Definition(Super-Gorenstein ideal): ${\frak a} = (F_1,...,F_d)$ is called a ‘‘super-Gorenstein ideal” of $A$, if for each $k \geq 1$ there exists an ideal ${\frak b}_k \in {\frak m}_A^k$ such that
${\frak b}_k$ has height $n$ and is generated as ${\frak b}_k = (f_{k,1},...,f_{k,n})$ with each $f_{k,i} \in {\frak m}_A^k$.

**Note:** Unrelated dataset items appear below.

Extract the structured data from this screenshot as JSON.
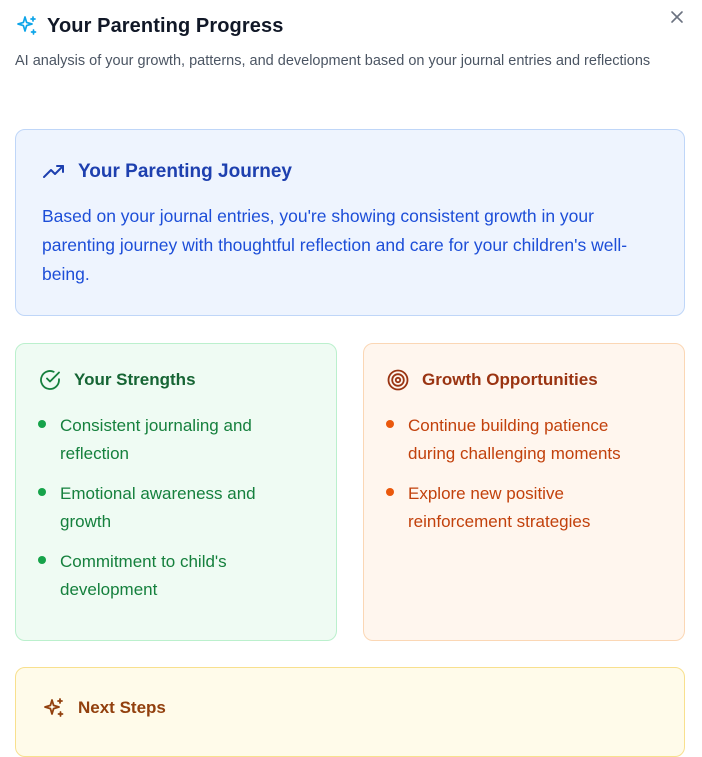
{
  "dialog": {
    "title": "Your Parenting Progress",
    "subtitle": "AI analysis of your growth, patterns, and development based on your journal entries and reflections",
    "title_icon": "sparkles-icon",
    "close_icon": "close-icon"
  },
  "journey": {
    "title": "Your Parenting Journey",
    "icon": "trending-up-icon",
    "text": "Based on your journal entries, you're showing consistent growth in your parenting journey with thoughtful reflection and care for your children's well-being."
  },
  "strengths": {
    "title": "Your Strengths",
    "icon": "check-circle-icon",
    "items": [
      "Consistent journaling and reflection",
      "Emotional awareness and growth",
      "Commitment to child's development"
    ]
  },
  "growth": {
    "title": "Growth Opportunities",
    "icon": "target-icon",
    "items": [
      "Continue building patience during challenging moments",
      "Explore new positive reinforcement strategies"
    ]
  },
  "next_steps": {
    "title": "Next Steps",
    "icon": "sparkles-icon"
  },
  "colors": {
    "accent_blue": "#1d4ed8",
    "strength_green": "#16a34a",
    "growth_orange": "#ea580c",
    "next_amber": "#92400e"
  }
}
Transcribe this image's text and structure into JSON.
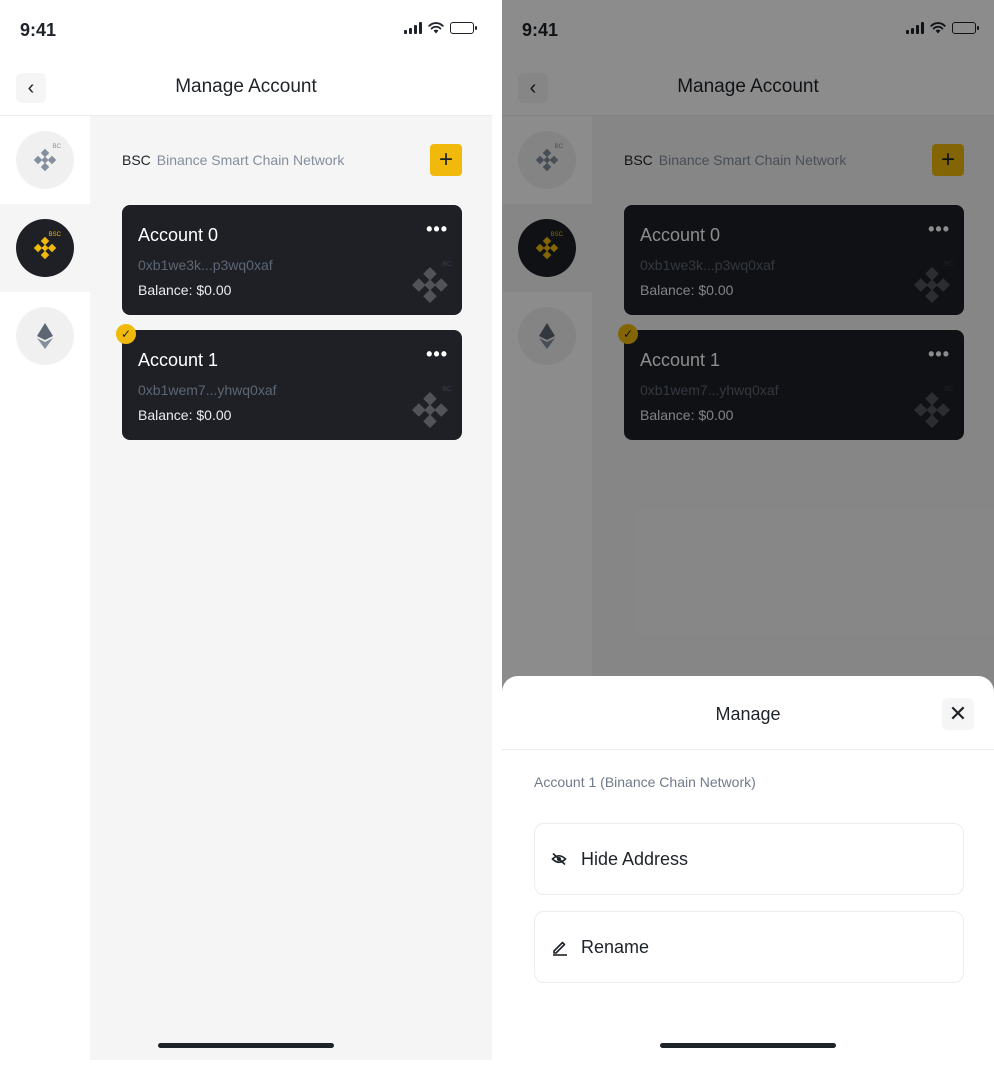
{
  "status_bar": {
    "time": "9:41"
  },
  "nav": {
    "back_symbol": "‹",
    "title": "Manage Account"
  },
  "chains": [
    {
      "icon": "bc-chain-icon",
      "tag": "BC",
      "active": false
    },
    {
      "icon": "bsc-chain-icon",
      "tag": "BSC",
      "active": true
    },
    {
      "icon": "eth-chain-icon",
      "tag": "",
      "active": false
    }
  ],
  "network": {
    "short": "BSC",
    "full": "Binance Smart Chain Network",
    "add_symbol": "+"
  },
  "accounts": [
    {
      "name": "Account 0",
      "address": "0xb1we3k...p3wq0xaf",
      "balance": "Balance: $0.00",
      "watermark_tag": "BC",
      "selected": false
    },
    {
      "name": "Account 1",
      "address": "0xb1wem7...yhwq0xaf",
      "balance": "Balance: $0.00",
      "watermark_tag": "BC",
      "selected": true
    }
  ],
  "more_symbol": "•••",
  "manage_sheet": {
    "title": "Manage",
    "close_symbol": "✕",
    "subtitle": "Account 1 (Binance Chain Network)",
    "options": [
      {
        "label": "Hide Address",
        "icon": "eye-off-icon"
      },
      {
        "label": "Rename",
        "icon": "pencil-icon"
      }
    ]
  },
  "colors": {
    "brand_yellow": "#f0b90b",
    "card_dark": "#1e2026",
    "text_primary": "#1e2329",
    "text_secondary": "#848e9c",
    "background_gray": "#f5f5f5"
  }
}
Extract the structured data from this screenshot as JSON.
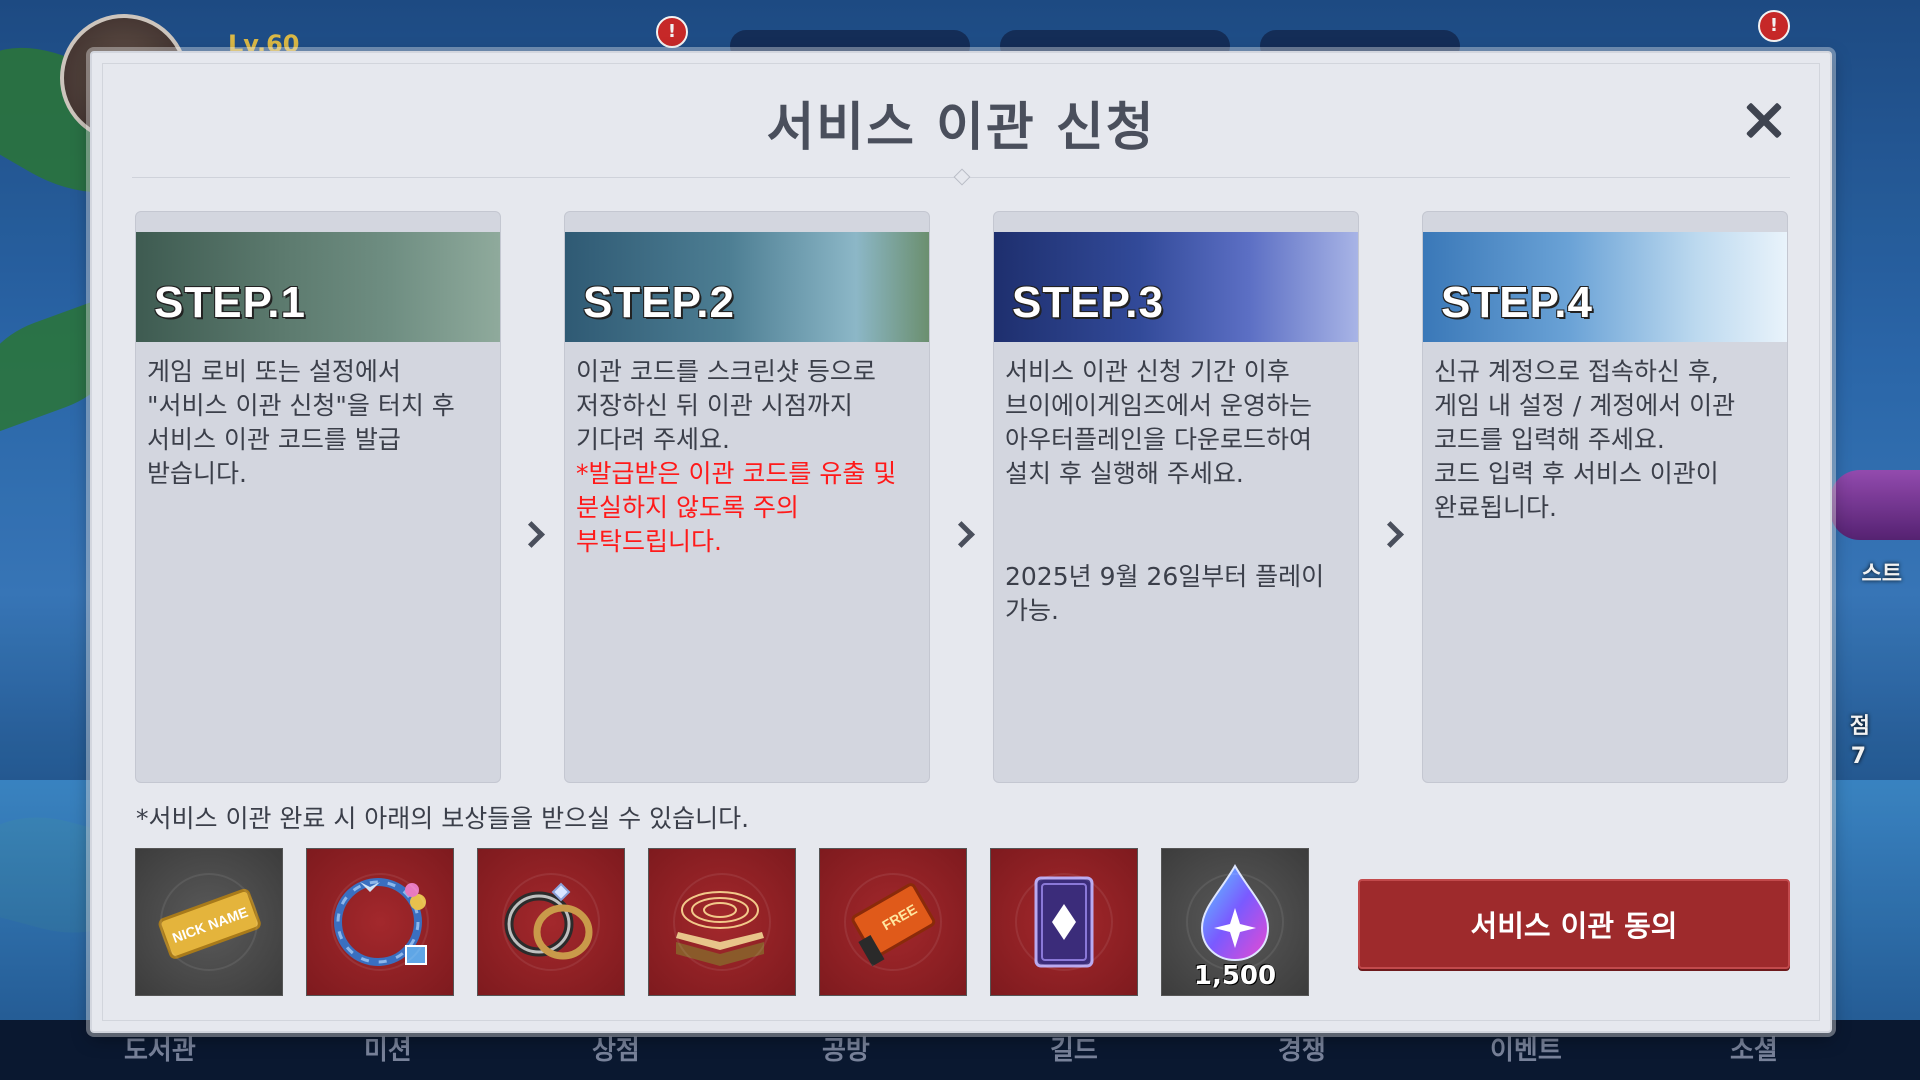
{
  "background": {
    "level_text": "Lv.60",
    "bottom_nav": [
      "도서관",
      "미션",
      "상점",
      "공방",
      "길드",
      "경쟁",
      "이벤트",
      "소셜"
    ],
    "side_text": [
      "스트",
      "점",
      "7"
    ]
  },
  "modal": {
    "title": "서비스 이관 신청",
    "steps": [
      {
        "label": "STEP.1",
        "text": "게임 로비 또는 설정에서\n\"서비스 이관 신청\"을 터치 후\n서비스 이관 코드를 발급\n받습니다."
      },
      {
        "label": "STEP.2",
        "text": "이관 코드를 스크린샷 등으로\n저장하신 뒤 이관 시점까지\n기다려 주세요.",
        "warning": "*발급받은 이관 코드를 유출 및\n분실하지 않도록 주의\n부탁드립니다."
      },
      {
        "label": "STEP.3",
        "text": "서비스 이관 신청 기간 이후\n브이에이게임즈에서 운영하는\n아우터플레인을 다운로드하여\n설치 후 실행해 주세요.",
        "note": "2025년 9월 26일부터 플레이\n가능."
      },
      {
        "label": "STEP.4",
        "text": "신규 계정으로 접속하신 후,\n게임 내 설정 / 계정에서 이관\n코드를 입력해 주세요.\n코드 입력 후 서비스 이관이\n완료됩니다."
      }
    ],
    "reward_note": "*서비스 이관 완료 시 아래의 보상들을 받으실 수 있습니다.",
    "rewards": [
      {
        "icon": "nickname-ticket-icon",
        "bg": "gray",
        "label": "NICK NAME"
      },
      {
        "icon": "wreath-frame-icon",
        "bg": "red"
      },
      {
        "icon": "ring-pair-icon",
        "bg": "red"
      },
      {
        "icon": "magic-book-icon",
        "bg": "red"
      },
      {
        "icon": "free-ticket-icon",
        "bg": "red",
        "label": "FREE"
      },
      {
        "icon": "card-icon",
        "bg": "red"
      },
      {
        "icon": "crystal-icon",
        "bg": "gray",
        "quantity": "1,500"
      }
    ],
    "agree_button": "서비스 이관 동의"
  },
  "colors": {
    "accent_red": "#9e2a2c",
    "warning_red": "#ff1a1a",
    "modal_bg": "#e6e8ee",
    "card_bg": "#d3d6df",
    "text": "#3b3f4a"
  }
}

${\frak a} + {\frak b}_k = (F_1,...,F_d,f_{k,1},...,f_{k,n})$ has $F_1,...F_d,f_{k,1},...,f_{k,n}$ exactly as the generators of ${\frak a} + {\frak b}_k$. Namely if we denote by $\mu({\frak a} + {\frak b}_k)$ the number of generators of ${\frak a} + {\frak b}_k$, $\mu({\frak a} + {\frak b}_k)=d + n$.
$A/({\frak a} + {\frak b}_k)$ is a Gorenstein local ring (of dimension $0$).